I’ve been working at the Students’ Society of McGill University (SSMU) in various capacities for almost three years. During this time, I have seen the vital role that SSMU plays in improving student life, and the potential of the Executive team to truly affect change on campus. So, when my colleagues encouraged me to run for the Vice-President (VP) Finance position, I agreed. I assumed, somewhat naively, that with the right mindset of hard work and integrity, I would not fall into the same patterns that led to past difficulties within SSMU.
However, I have learned that as a SSMU Executive, working hard is not enough: Interpersonal conflicts within SSMU and individual Executives’ efforts to advance personal agendas have prevented me from fulfilling the mandate I wanted to achieve. Ultimately, I made the difficult decision to step down from my role primarily for my mental and physical health.
As the Fall semester progressed, it became increasingly difficult to use my time productively and meet my broader goals of supporting marginalized students. I was burdened with numerous tasks outside of my portfolio, I was let down and targeted by the leader who was supposed to support me, and I was attacked by the Board of Directors (BoD) for prioritizing due process and student consultation over personal political beliefs and exerting unnecessary power over the membership.

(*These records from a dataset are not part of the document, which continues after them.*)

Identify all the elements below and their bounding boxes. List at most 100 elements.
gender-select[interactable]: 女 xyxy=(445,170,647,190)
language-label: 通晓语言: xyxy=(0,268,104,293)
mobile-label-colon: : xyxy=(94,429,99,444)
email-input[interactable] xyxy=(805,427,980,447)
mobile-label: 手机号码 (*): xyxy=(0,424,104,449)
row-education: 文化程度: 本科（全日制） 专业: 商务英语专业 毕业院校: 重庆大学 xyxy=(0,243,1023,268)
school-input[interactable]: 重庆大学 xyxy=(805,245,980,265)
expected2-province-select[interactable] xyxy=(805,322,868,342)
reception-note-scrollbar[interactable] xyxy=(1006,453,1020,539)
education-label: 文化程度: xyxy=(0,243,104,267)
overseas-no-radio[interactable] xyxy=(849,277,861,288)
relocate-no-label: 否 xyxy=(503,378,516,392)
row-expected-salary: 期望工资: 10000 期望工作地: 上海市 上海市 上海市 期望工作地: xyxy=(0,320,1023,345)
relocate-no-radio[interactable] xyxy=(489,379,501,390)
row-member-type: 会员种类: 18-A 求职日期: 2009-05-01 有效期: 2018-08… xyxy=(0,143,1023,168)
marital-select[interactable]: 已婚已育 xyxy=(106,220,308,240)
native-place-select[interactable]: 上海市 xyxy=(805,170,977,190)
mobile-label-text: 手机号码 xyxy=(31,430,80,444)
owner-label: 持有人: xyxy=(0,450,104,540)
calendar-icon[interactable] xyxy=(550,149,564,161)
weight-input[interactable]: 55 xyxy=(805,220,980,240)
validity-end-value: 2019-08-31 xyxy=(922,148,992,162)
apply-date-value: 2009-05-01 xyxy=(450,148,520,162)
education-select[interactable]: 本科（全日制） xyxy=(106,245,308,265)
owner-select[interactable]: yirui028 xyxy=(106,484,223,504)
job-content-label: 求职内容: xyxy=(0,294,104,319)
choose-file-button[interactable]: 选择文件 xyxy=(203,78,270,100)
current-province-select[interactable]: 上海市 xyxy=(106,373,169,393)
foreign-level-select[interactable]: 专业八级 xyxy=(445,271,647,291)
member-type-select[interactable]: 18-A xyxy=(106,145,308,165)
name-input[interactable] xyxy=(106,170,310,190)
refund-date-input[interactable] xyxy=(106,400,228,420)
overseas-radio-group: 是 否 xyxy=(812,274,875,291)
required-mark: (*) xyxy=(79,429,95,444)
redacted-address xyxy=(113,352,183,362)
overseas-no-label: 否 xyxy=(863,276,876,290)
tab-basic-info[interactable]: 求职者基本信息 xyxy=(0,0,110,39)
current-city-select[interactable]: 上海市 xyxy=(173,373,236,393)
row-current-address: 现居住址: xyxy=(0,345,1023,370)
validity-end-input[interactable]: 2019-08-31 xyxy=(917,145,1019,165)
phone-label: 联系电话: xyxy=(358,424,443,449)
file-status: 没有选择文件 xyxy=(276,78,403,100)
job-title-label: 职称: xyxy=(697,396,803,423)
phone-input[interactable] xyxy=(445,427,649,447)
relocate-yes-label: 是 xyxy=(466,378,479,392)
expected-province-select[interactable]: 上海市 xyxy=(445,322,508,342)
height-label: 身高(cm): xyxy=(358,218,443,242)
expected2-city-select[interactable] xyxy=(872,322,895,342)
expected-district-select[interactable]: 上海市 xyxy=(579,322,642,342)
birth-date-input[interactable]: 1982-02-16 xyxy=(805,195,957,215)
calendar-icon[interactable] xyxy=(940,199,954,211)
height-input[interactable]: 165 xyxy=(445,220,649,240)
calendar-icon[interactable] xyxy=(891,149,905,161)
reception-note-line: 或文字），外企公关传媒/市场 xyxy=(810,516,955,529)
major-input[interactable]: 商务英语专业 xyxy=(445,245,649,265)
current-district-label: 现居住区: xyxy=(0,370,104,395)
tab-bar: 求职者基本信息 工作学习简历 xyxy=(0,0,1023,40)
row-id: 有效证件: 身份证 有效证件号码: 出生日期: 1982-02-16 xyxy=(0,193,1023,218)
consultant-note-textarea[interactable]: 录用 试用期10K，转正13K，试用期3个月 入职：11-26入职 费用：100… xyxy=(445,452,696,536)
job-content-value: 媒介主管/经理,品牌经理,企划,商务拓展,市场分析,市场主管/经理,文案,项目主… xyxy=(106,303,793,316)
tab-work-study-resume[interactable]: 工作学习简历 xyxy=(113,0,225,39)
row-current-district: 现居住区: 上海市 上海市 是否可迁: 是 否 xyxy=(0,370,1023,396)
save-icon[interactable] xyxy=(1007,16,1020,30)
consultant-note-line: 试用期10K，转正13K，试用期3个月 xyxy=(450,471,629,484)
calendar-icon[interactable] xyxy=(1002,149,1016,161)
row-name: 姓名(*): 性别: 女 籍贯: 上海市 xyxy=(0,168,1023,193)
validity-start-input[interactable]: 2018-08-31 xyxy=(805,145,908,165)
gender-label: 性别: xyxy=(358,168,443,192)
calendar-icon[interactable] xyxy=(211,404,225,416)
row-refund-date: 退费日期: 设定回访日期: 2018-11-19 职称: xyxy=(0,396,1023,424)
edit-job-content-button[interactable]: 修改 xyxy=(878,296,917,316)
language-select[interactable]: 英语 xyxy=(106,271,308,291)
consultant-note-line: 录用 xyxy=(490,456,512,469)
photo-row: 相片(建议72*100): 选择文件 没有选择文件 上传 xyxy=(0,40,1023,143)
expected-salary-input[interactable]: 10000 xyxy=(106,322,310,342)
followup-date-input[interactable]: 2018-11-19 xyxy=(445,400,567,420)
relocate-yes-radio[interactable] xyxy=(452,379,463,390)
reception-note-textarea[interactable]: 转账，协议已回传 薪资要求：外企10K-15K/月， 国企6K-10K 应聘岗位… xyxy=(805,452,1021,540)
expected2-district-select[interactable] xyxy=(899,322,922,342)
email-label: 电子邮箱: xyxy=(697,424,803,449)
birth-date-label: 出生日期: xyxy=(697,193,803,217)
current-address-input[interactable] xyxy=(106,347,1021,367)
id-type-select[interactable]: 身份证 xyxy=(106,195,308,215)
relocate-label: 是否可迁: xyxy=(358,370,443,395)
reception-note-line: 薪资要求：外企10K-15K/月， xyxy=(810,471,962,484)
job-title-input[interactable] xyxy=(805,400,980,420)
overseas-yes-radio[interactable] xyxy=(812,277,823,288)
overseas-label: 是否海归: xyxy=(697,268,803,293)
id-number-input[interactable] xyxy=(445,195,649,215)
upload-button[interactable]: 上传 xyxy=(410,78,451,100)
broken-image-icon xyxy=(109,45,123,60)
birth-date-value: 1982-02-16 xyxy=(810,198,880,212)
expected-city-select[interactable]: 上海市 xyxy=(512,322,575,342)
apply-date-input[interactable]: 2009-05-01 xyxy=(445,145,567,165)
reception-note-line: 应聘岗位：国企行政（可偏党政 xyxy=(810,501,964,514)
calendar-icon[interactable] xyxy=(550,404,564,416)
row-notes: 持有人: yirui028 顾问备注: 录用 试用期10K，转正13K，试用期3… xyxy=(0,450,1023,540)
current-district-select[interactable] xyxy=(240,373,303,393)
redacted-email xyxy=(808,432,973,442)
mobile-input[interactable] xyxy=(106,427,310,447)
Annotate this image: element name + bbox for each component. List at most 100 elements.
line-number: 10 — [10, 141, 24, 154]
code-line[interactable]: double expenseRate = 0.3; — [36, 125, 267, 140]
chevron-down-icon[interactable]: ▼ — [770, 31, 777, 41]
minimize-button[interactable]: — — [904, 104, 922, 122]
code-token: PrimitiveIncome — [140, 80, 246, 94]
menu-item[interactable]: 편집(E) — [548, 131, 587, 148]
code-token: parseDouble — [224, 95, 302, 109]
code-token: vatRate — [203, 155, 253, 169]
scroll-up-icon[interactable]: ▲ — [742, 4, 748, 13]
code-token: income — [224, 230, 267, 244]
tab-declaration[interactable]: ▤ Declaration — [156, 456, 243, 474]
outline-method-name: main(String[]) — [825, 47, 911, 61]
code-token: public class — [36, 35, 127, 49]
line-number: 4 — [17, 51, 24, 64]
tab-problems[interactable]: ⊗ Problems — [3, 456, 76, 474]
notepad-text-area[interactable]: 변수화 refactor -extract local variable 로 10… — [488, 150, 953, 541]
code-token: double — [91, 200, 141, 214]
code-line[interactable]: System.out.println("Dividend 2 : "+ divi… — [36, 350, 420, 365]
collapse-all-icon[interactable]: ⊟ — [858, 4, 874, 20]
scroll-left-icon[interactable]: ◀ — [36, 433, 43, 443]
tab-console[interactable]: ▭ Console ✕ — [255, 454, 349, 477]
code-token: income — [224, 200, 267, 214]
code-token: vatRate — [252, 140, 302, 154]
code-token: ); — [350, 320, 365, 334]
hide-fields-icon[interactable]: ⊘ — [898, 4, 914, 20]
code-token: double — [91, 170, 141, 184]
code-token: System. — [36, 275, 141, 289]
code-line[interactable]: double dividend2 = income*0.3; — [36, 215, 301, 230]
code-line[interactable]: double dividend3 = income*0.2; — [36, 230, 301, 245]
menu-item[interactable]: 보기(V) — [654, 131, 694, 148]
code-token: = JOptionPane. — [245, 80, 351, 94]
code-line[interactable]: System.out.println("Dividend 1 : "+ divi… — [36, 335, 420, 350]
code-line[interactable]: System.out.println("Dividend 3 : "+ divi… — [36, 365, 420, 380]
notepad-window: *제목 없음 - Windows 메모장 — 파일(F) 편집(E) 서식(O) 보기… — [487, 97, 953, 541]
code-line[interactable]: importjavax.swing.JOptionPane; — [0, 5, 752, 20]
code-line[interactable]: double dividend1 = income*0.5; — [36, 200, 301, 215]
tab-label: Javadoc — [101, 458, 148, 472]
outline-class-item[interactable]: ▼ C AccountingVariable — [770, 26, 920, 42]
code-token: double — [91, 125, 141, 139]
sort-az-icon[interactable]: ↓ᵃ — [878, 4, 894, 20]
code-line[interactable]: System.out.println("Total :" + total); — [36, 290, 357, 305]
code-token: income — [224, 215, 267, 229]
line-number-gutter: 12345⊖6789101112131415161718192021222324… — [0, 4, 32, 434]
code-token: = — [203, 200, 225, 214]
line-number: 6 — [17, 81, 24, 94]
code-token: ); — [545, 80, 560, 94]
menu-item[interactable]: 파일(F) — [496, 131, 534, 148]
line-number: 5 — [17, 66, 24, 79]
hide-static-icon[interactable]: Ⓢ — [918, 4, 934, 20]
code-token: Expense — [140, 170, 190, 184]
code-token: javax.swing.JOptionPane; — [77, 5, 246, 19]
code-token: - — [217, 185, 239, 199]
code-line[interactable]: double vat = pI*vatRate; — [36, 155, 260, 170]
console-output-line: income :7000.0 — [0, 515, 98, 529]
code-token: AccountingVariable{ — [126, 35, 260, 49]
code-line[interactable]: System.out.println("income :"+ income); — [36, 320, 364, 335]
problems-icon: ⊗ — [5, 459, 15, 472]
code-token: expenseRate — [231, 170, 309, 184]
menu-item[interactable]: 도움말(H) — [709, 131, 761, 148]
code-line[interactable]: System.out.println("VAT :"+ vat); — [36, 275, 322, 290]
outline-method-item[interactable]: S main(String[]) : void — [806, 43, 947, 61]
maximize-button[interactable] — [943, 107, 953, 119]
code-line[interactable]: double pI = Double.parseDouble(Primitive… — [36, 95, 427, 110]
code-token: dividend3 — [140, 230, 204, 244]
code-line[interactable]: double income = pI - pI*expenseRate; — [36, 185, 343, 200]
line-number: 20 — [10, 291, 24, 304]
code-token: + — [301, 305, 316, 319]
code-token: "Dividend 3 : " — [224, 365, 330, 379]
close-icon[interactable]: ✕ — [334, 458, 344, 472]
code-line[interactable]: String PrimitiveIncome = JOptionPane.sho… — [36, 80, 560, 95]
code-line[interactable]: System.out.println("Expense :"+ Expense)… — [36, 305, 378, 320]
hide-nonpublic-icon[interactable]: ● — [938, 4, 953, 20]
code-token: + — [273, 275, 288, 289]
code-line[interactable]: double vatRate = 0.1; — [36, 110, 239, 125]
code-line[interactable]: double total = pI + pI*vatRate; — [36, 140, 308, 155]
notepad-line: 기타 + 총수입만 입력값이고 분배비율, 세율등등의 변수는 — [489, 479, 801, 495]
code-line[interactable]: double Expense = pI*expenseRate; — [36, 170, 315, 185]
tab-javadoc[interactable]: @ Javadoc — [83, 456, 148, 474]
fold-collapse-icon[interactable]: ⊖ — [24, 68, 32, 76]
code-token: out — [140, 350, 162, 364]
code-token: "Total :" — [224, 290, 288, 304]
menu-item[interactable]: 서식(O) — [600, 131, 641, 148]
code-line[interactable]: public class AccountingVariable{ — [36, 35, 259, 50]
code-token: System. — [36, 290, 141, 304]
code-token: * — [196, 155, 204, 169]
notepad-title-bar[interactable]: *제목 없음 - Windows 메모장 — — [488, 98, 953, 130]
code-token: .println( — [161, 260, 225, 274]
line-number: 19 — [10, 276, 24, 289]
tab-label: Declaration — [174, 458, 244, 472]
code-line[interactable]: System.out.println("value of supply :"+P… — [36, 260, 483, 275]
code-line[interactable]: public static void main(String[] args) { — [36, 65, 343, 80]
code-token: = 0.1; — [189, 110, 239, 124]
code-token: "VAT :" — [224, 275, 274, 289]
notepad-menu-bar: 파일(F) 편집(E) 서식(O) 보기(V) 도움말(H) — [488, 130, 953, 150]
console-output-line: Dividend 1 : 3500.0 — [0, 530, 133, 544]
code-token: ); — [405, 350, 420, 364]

To be clear, SSMU’s problems extend beyond my personal experience. Over the past few years, the Society has become polarized to the point of impeding its functioning. Meanwhile, well-intentioned endeavours, such as advocating for a more democratic BoD, have been quashed, turning instead into political debates.
The self-serving political climate within SSMU troubles me, and it should be of concern for students as well. Student fees and Executives’ time are being used to attack other members of the Executive team, rather than to further the student initiatives that SSMU exists to support. This year, the President’s unwillingness to resolve internal conflicts led the Board to approve the use of student fees —$15,000, to be precise—to professionally mediate between her and other Executives. In fact, the funds were later used for her to launch an investigation against the rest of the Executive board, including myself. Student funds should be used to better the student experience at McGill, not for self-fulfilling inquisitions.
The SSMU Executive needs to operate as a functioning unit, regardless of inherent personal and political differences. This year’s executive team has achieved a lot so far: We broke a record with Activities Night attendance; we published the Our Turn Action Plan to end Campus Sexual Violence and held forums to develop our own Gendered and Sexual Violence Policy; we introduced a pilot program for unlimited counselling services; and we had the most successful Halloween event in the past three years. Unfortunately, these achievements have been overshadowed by interpersonal conflict and public scandals.
In 2016, the current University of Toronto Student Union (UTSU) President, Mathias Memmel, wrote an article, asking, is the UTSU worth saving? Memmel argued that when a student association runs into trouble, it has two options. The first is “to hide what’s going on and become progressively more authoritarian,” and the second is “to throw open the doors and let the members see the corruption.” As Memmel concludes, “A [student union] that exists only for the benefit of a small clique of student politicians isn’t worth anyone’s time.”
Our current system allows a small faction of career politicians to pad their resumes at the expense of the average student, by working through undemocratic structures like the Board of Directors to promote their personal ideologies and suppress dissent. This year, I watched a Board composed of mostly unelected members make controversial decisions without proper consultations, undermine our General Assembly, harass and suspend me without due cause, and extend their own tenure past their term limits. Left unchecked and unbalanced, the Board of Directors this year has used its disproportionate power within SSMU to to embrace positions which alienated a significant proportion of the membership.
To do better, and truly work for the student body’s interests, SSMU first needs more democratic leadership, and an Executive team that prioritizes mandated day-to-day responsibilities over personal agendas. To that end, decisions need to be made with adequate student consultation, and we need more rigorous standards for internal procedures. Second, complaint mechanisms need to be created and adhered to, with specific accountability mechanisms to deal with cases where student representatives no longer abide by their mandates. Third, student leaders must make all of their decisions public at democratically accessible forums, with sufficient and accurate reporting. SSMU would benefit from restructuring its constitution and governing bodies to be directly accountable to the average student. This would entail directing more of the decision-making power to the General Assembly, and reaffirming the primacy of Legislative Council as a body which facilitates direct participation from the membership.
I leave SSMU hoping that the Executive team will be able to move past current divisions to continue the projects they have planned. SSMU must continue to champion the wellbeing of McGill students, both through providing essential services and through supporting advocacy for marginalized communities. Additionally, I urge the student body to take part in critiquing governances structures when they are unfair and unaccommodating of the student body’s needs. Recent history at SSMU has shed light on its failures: a lack of oversight, and blatant abuses of power. SSMU can be better, and it should be better. By speaking out and holding their representatives accountable, students can make SSMU the representative, democratic institution it was always intended to be.